Author: Iryna Kalnytska
Source: CEE Legal Matters

As a result of the second round of negotiations between representative of Republic of Cyprus and Deputy Minister of Finance of Ukraine it was agreed to revise certain passive income tax rates determined by the Double Tax Treaty between the mentioned countries.
The main goal of such changes for Ukrainian government is to increase the budget revenues by means of expending the tax base and combating the tax evasion.

The Ministry of Finance and the Government of Cyprus undertook to sign the new Double Tax Treaty that should be in line with the OECD recommendations. Although Ukraine is not a member of the OECD, in February 2013 the Government of Ukraine approved an action plan regarding deeper cooperation between Ukraine and the OECD during 2013-2016. Moreover, on 2 July 2014 a memorandum on mutual understanding and deeper cooperation between the Government of Ukraine and the OECD was concluded. According to the above-mentioned agreements, Ukraine has set a goal to adjust to the OECD model tax convention for all running contracts in order to prevent capital outflow abroad.

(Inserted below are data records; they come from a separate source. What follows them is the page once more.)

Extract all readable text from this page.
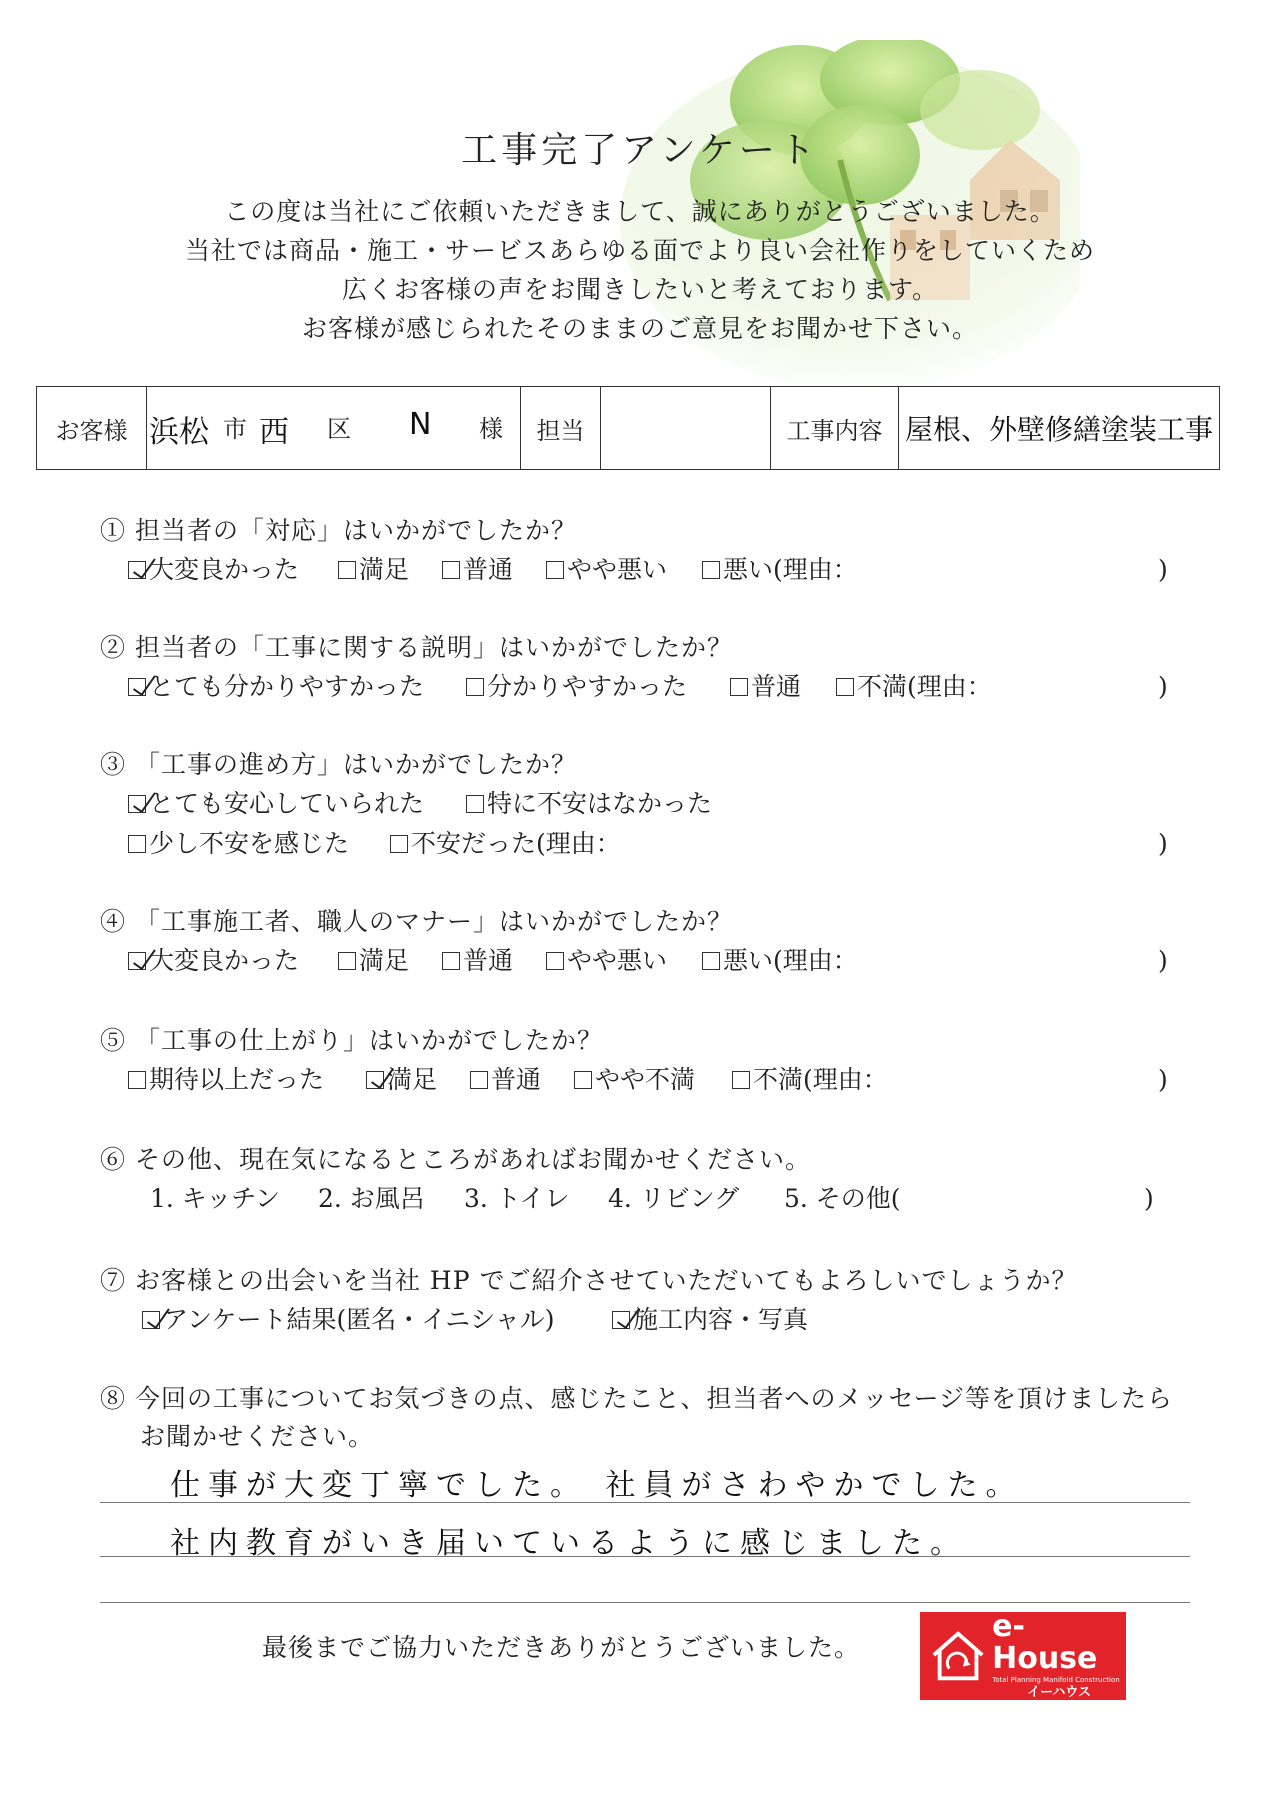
工事完了アンケート
この度は当社にご依頼いただきまして、誠にありがとうございました。
当社では商品・施工・サービスあらゆる面でより良い会社作りをしていくため
広くお客様の声をお聞きしたいと考えております。
お客様が感じられたそのままのご意見をお聞かせ下さい。
お客様 浜松 市 西 区 N 様	担当	工事内容 屋根、外壁修繕塗装工事
① 担当者の「対応」はいかがでしたか？
大変良かった 満足 普通 やや悪い 悪い(理由：	)
② 担当者の「工事に関する説明」はいかがでしたか？
とても分かりやすかった	分かりやすかった	普通 不満(理由：	)
③ 「工事の進め方」はいかがでしたか？
とても安心していられた	特に不安はなかった
少し不安を感じた 不安だった(理由：	)
④ 「工事施工者、職人のマナー」はいかがでしたか？
大変良かった 満足 普通 やや悪い 悪い(理由：	)
⑤ 「工事の仕上がり」はいかがでしたか？
期待以上だった	満足 普通 やや不満 不満(理由：	)
⑥ その他、現在気になるところがあればお聞かせください。
1. キッチン 2. お風呂 3. トイレ 4. リビング 5. その他(	)
⑦ お客様との出会いを当社 HP でご紹介させていただいてもよろしいでしょうか？
アンケート結果(匿名・イニシャル)	施工内容・写真
⑧ 今回の工事についてお気づきの点、感じたこと、担当者へのメッセージ等を頂けましたら
お聞かせください。
仕事が大変丁寧でした。 社員がさわやかでした。
社内教育がいき届いているように感じました。
最後までご協力いただきありがとうございました。
e-House
Total Planning Manifold Construction
イーハウス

The main changes in DTT with Cyprus will be the increase of the tax rate on passive income received in the signatory country.
In particular the most important changes will be the following:

  • A mandatory condition for the application of a 5% withholding tax on dividends will not only a 20% share of ownership in a company that pays dividends but also an invested at least 100 000 EUR to the nominal share capital of the Ukrainian company. The crucial moment is that now either if the above-mentioned condition may be met in order to receive the incentive. In the event of introduction of the new rules both conditions will be obligatory.
  • An agreement on a 5% tax rate for the payment of interest (now it’s only 2%).
  • In Ukraine incomes are not taxed where residents of Cyprus receive from the disposal of stock and other corporative rights, more than 50% of costs which are connected directly or mediated with estate or property located in Ukraine.

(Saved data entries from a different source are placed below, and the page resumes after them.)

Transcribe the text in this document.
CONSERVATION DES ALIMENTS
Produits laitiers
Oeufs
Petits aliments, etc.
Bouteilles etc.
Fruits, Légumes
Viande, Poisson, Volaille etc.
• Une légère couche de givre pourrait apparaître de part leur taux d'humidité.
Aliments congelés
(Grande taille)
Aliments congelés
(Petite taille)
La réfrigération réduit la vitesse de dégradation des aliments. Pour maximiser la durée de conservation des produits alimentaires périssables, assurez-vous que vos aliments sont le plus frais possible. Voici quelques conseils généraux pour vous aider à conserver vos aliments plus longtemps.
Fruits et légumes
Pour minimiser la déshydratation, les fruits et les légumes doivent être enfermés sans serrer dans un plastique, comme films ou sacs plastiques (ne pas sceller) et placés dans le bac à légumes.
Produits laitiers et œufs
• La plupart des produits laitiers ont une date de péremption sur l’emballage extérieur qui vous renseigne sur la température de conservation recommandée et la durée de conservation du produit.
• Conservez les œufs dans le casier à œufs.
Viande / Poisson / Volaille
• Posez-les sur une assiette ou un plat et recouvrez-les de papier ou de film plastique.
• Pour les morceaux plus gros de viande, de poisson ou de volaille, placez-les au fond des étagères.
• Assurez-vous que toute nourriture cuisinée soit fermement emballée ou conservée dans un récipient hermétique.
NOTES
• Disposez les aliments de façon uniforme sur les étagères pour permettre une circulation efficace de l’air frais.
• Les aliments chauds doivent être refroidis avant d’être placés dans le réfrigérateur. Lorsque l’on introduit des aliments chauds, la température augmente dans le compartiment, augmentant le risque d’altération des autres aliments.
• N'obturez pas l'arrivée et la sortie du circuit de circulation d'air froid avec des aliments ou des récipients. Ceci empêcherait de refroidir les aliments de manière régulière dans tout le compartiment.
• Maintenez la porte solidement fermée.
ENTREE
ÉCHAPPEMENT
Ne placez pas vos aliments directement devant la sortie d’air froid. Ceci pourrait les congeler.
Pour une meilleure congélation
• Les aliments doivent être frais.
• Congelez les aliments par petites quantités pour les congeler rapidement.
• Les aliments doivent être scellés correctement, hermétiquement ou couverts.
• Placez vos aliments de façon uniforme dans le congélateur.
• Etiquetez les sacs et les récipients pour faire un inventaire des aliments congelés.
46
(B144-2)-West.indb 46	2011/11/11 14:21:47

If the Convention is signed and ratified by the respective Parliaments of Ukraine and Cyprus, the new conditions of taxation on passive incomes will come into force, as stated in Article 27 of the valid Convention, no sooner than 2019.

In general, the introduction of the said changes in the DTT with Cyprus is quite predictable and even an inevitable measure as a part of Ukrainian government’s policy aimed at combating with aggressive tax planning.

Actually, such changes are not the first amendments of the tax rates in DTT with Cyprus. The last changes that were introduced in 2013 and took effect in 2014 did not affect the cooperation of Ukrainian business with Cyprus substantially (despite all assessments). The national legislation of Cyprus is still very attractive and provides for zero withholding tax on passive income and total exemption of dividends from taxation. Therefore, even if the new alterations will be introduced in the DDT with Cyprus the jurisdiction will remain quite attractive and popular for Ukrainian business.